Training happens in Rust via the atelico-classifiers crate; the resulting model is then loaded into the engine for serving from any binding. Example (image-modality centroid):

use atelico_classifiers::{
centroid::{CentroidClassifier, CentroidConfig},
data::InMemoryDataset,
embedder_config::ClassifierEmbedderConfig,
};
use atelico_embed::{
vision_embedder::{VisionEmbedderConfig, VisionEmbeddingModel},
EmbedInputOwned,
};
use std::path::PathBuf;

let inputs: Vec<EmbedInputOwned> = vec![
EmbedInputOwned::image(PathBuf::from("data/cats/01.jpg")),
EmbedInputOwned::image(PathBuf::from("data/dogs/01.jpg")),
];
let labels = vec!["cat".into(), "dog".into()];
let dataset = InMemoryDataset::new(inputs, labels);

let cfg = CentroidConfig {
embedder: ClassifierEmbedderConfig::Vision(VisionEmbedderConfig {
model: VisionEmbeddingModel::DINOv2Small,
batch_size: 4,
}),
};
let mut clf = CentroidClassifier::new(cfg, /* assets */ None)?;
clf.train(&dataset, /* batch_size */ 4)?;
clf.save(std::path::Path::new("./models/animals"))?;
# Ok::<_, anyhow::Error>(())

Swap CentroidConfig for KnnConfig or SetFitConfig to use the other classifier types — the call sites stay identical.

Serving — text input

Once a classifier is saved to disk, load it under an ID and call predict.

import json
import atelico

engine = atelico.Engine()
# (Implementation note: classifier loading is currently performed at engine
# startup via the ATELICO_CLASSIFIERS environment variable; programmatic load
# from Python follows the same pattern as other subsystems.)

result = json.loads(engine.classifier_predict("sentiment", "I love this!", top_k=3))
print(result["label"], result["probability"])

Serving — image input (DINOv2)

The classifier referenced by model_id must have been trained with a Vision embedder. Calling the image endpoint against a text-only classifier returns an error.

import json
import atelico

engine = atelico.Engine()
result = json.loads(engine.classifier_predict_image(
"animals",
"/abs/path/to/cat.jpg",
top_k=3,
))
print(result["label"], result["probability"])

DINOv2 vision embeddings

VisionEmbeddingModel ships two sizes:

VariantHF repoEmbedding dimUse when
DINOv2Smallfacebook/dinov2-small384Default. Fast, ~22M params. Good for general object / scene categories.
DINOv2Largefacebook/dinov2-large1024Higher quality at ~300M params. Worth the cost when classes are visually subtle.

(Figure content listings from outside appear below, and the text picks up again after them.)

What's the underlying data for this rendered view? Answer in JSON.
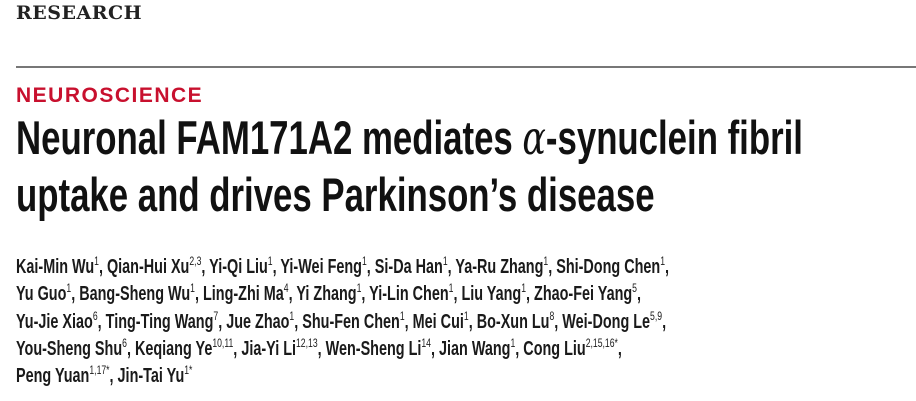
{
  "section": "RESEARCH",
  "kicker": "NEUROSCIENCE",
  "title": {
    "line1_before": "Neuronal FAM171A2 mediates ",
    "alpha": "α",
    "line1_after": "-synuclein fibril",
    "line2": "uptake and drives Parkinson’s disease"
  },
  "authors": [
    {
      "name": "Kai-Min Wu",
      "aff": "1"
    },
    {
      "name": "Qian-Hui Xu",
      "aff": "2,3"
    },
    {
      "name": "Yi-Qi Liu",
      "aff": "1"
    },
    {
      "name": "Yi-Wei Feng",
      "aff": "1"
    },
    {
      "name": "Si-Da Han",
      "aff": "1"
    },
    {
      "name": "Ya-Ru Zhang",
      "aff": "1"
    },
    {
      "name": "Shi-Dong Chen",
      "aff": "1"
    },
    {
      "name": "Yu Guo",
      "aff": "1"
    },
    {
      "name": "Bang-Sheng Wu",
      "aff": "1"
    },
    {
      "name": "Ling-Zhi Ma",
      "aff": "4"
    },
    {
      "name": "Yi Zhang",
      "aff": "1"
    },
    {
      "name": "Yi-Lin Chen",
      "aff": "1"
    },
    {
      "name": "Liu Yang",
      "aff": "1"
    },
    {
      "name": "Zhao-Fei Yang",
      "aff": "5"
    },
    {
      "name": "Yu-Jie Xiao",
      "aff": "6"
    },
    {
      "name": "Ting-Ting Wang",
      "aff": "7"
    },
    {
      "name": "Jue Zhao",
      "aff": "1"
    },
    {
      "name": "Shu-Fen Chen",
      "aff": "1"
    },
    {
      "name": "Mei Cui",
      "aff": "1"
    },
    {
      "name": "Bo-Xun Lu",
      "aff": "8"
    },
    {
      "name": "Wei-Dong Le",
      "aff": "5,9"
    },
    {
      "name": "You-Sheng Shu",
      "aff": "6"
    },
    {
      "name": "Keqiang Ye",
      "aff": "10,11"
    },
    {
      "name": "Jia-Yi Li",
      "aff": "12,13"
    },
    {
      "name": "Wen-Sheng Li",
      "aff": "14"
    },
    {
      "name": "Jian Wang",
      "aff": "1"
    },
    {
      "name": "Cong Liu",
      "aff": "2,15,16*"
    },
    {
      "name": "Peng Yuan",
      "aff": "1,17*"
    },
    {
      "name": "Jin-Tai Yu",
      "aff": "1*"
    }
  ]
}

DINOv2 produces strong general-purpose visual features without per-task pre-training, which makes the Centroid classifier a surprisingly capable baseline for image tasks — try it first before reaching for SetFit fine-tuning.

The same VisionEmbedder is also exposed as a standalone embedder via atelico-embed if you only need raw image vectors (e.g. for similarity search, clustering, or feeding the Hybrid Search store).

Persistence and serving

Trained classifiers persist to disk (safetensors for SetFit, JSON for centroid / KNN) and are loaded into the engine via the ATELICO_CLASSIFIERS environment variable on startup, or programmatically through the SDK and bindings shown above.

The same classifier infrastructure also powers the Guardrails ML-classifier layer for content moderation.